ニュートンは太陽光線をプリズムを通して壁にあてると、無色の光が七色の帯に変化することを発見した。
色はモノの中にあるのではなく、光の中にこそある。でも光には色はない。
あるのは波長の違う光だけで、それが目に入って、脳のしくみで色を感じている。
例えば、
クマノミは自分の隠れ家とするイソギンチャクを紫外線を反射して、目印になる模様に見えているのかもしれない。
そうだとすると、われわれが見ている色彩も、彼らの間では別の識別色になっているように思うのです。
紫花を咲かすゴカイの仲間
ソフトコーラルのわきから薄い膜質の管を伸ばし、その管の中から毛虫のような頭部を出したり、ひっこめたりして暮すケヤリムシというゴカイの仲間がいる。
頭を出すと「さい冠」が開き、小さな紫色の花が咲いたようで美しい。そのさい冠で呼吸するとともに、プランクトンなどを捕まえて餌にしている。人が近づくとぱっと冠を閉じて、体が管の中にひっ込んでしまう。
群生しているところでは、見事な花園が開花する。
◉サイズ さい冠の直径8センチ
◉撮影地 沖縄県 与那国島
寄生虫と免疫システム
フトヤギという八放サンゴのポリプを食べ、その枝に卵を産んで寄生するトラフケボリガイ。
人間もまた、昔から回虫などの寄生虫と苦い経験を重ねてきた。しかし、現在医療、征性面の進歩によって寄生虫はほとんど駆除。ところが反面、アトピーや花粉症が急増。これは寄生虫の退治が一因だという説がある。免疫システムが目標を失って狂いが生じたという。海中ではずっと昔から何事もなく、宿主と寄生者の暮しが続いている。ひょっとすると彼らは、人間より優れた生活システムを本能的に察知しているのかもしれない。
◉サイズ 殻長2センチ
◉撮影地 静岡県 東伊豆
砂底に花開く花虫類
砂底に生息するヒメハナギンチャクは、体表から分泌した粘液でつくった円筒状の棲管内に棲む花虫類である。
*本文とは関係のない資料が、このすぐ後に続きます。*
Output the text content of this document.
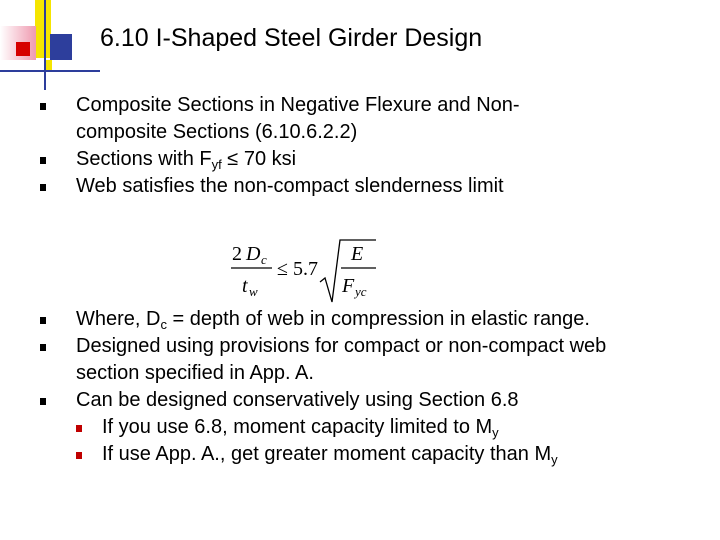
6.10 I-Shaped Steel Girder Design
Composite Sections in Negative Flexure and Non-
composite Sections (6.10.6.2.2)
Sections with $F_{yf} \le 70$ ksi
Web satisfies the non-compact slenderness limit
Where, $D_c$ = depth of web in compression in elastic range.
Designed using provisions for compact or non-compact web
section specified in App. A.
Can be designed conservatively using Section 6.8
If you use 6.8, moment capacity limited to $M_y$
If use App. A., get greater moment capacity than $M_y$
2 D c
t w
≤ 5.7
E
F yc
書いて字のごとく、海に咲く花にたとえられ、色彩変異の富んだ美しいものが多い。
紫色、黄色、茶褐色などの個体を眺めるごとに、競い合う生け花の「美」を思いおこす。
固着、吸着の必要がないため、体の下端は単純にすぼまり、上端は口となり、花のような触手を咲きほこっている。
◉サイズ 触手間の直径15センチ
◉撮影地 新潟県 佐渡ヶ島
幹の内部は迷路で謎だらけ
ウミトサカは塊状、棍棒状、樹状、など形態はいろいろ。大きなものは人の背丈より長く、2メートルを超えるものもある。カラフルな色彩を誇り、海底に乱立している景観は海中林を思わせる。
八本の触手を持つ冠部は、イソギンチャクに似たポリプでプランクトンを食べる。
足盤でしっかりと岩などに固着し、退縮自由で激しい潮流にも対応できる生命力を発揮して、海底を彩っている。
◉サイズ 群体の高さ20センチ
◉撮影地 愛媛県 宇和海
イソギンチャクをゆりかごにする知恵者
シライトイソギンチャクの触手の間から顔を覗かすハナビラクマノミ。
一般的にオレンジ色が多い個体の中で、珍しく紫色のイソギンチャクに自ずから同化するように極った彩色で生息する。
クマノミは日本近海で6種類見られるが、全てイソギンチャクと共生している。
種によって好みのイソギンチャクが決る。
彼らは生まれた時から、自分と、相生のいいイソギンチャクの匂いを知っていて、この能力が遺伝するらしい。